The New York Times
Rocket Attack In Iraq Kills A U.S. Military Contractor
Some saw the barrage of rockets aimed at an airport in the northern city of Erbil as a test of the new administration in Washington.
By Sangar Khaleel and Jane Arraf
ERBIL, Iraq — A rocket attack on the airport in the northern Iraqi city of Erbil on Monday killed a civilian contractor with the American-led military coalition and wounded six others, including a U.S. service member, according to a coalition spokesman.
Several other rockets landed in residential areas of the city, the capital of the Kurdistan Region of Iraq, including one close to the Chinese Consulate.
The attack, rare in the normally peaceful Kurdish city, raised tensions already heightened by threats of Iran-backed militias on American targets in Iraq. It was not clear who carried it out, but previous attacks have been attributed to militias funded and directed by Iran.
Iran has made clear that it intends to retaliate further for the American drone strike in Baghdad in January 2020 that killed a top Iranian general, Qassim Suleimani, and a senior Iraqi security official. Days after that strike, the Iranian government launched missile attacks against U.S. forces at the Ain al Assad air base in Iraq’s Anbar Province, wounding more than 100 troops.
On Monday, minutes after the rocket attack on Erbil, the Kurdish regional government called on residents to stay indoors and the international airport canceled departing and arriving flights.

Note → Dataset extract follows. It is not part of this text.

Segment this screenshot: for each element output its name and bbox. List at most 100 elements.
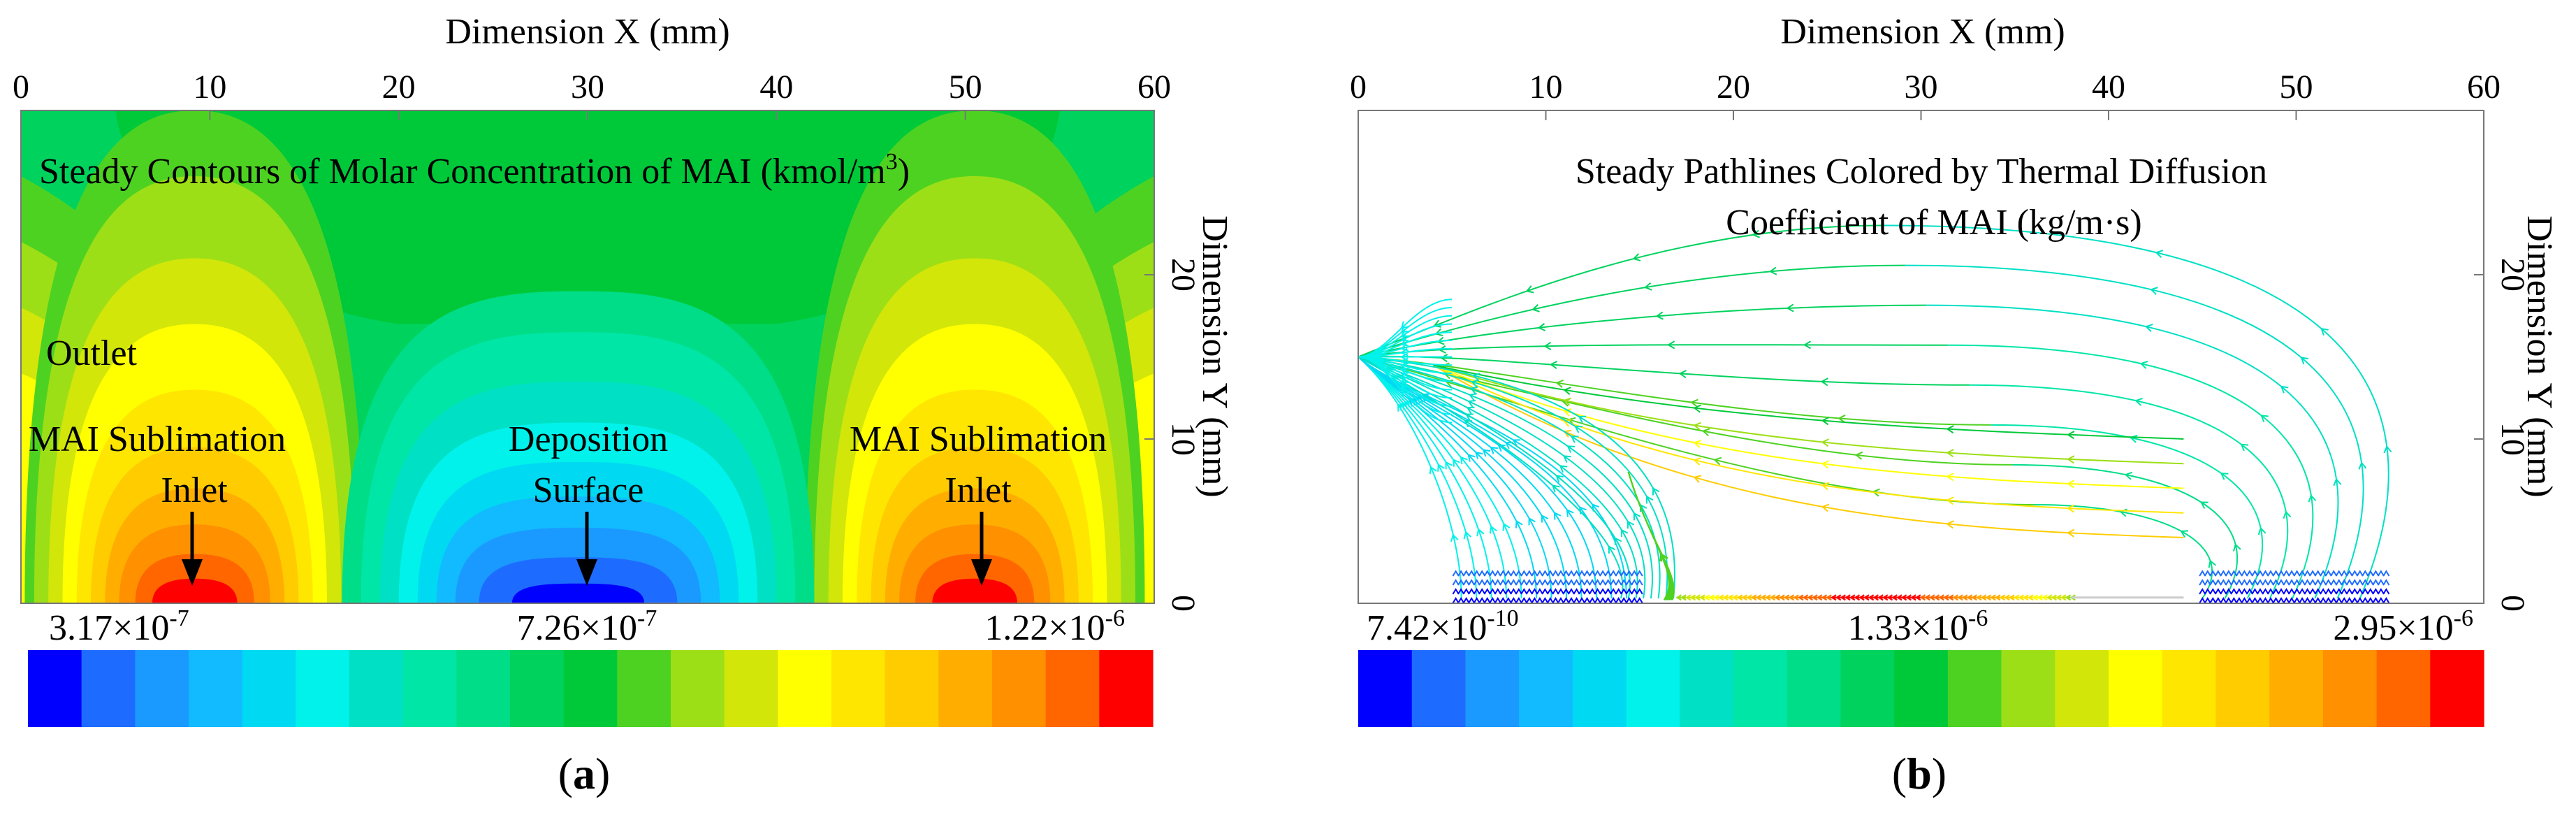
- colorbar-swatch-b: [2269, 650, 2324, 727]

The United States military has drawn down the number of its troops in Iraq to under 2,500 and has pulled out of several bases there over the past two years. It says Iraq no longer needs the help it did in the past to fight the Islamic State, though American officials have acknowledged that militia attacks also factored into the decision to move troops to bases more easily defended.
The military side of Erbil’s airport is one of three remaining bases with a significant number of U.S. troops. It was not clear whether anti-rocket defense systems installed at the base were activated by Monday’s attack.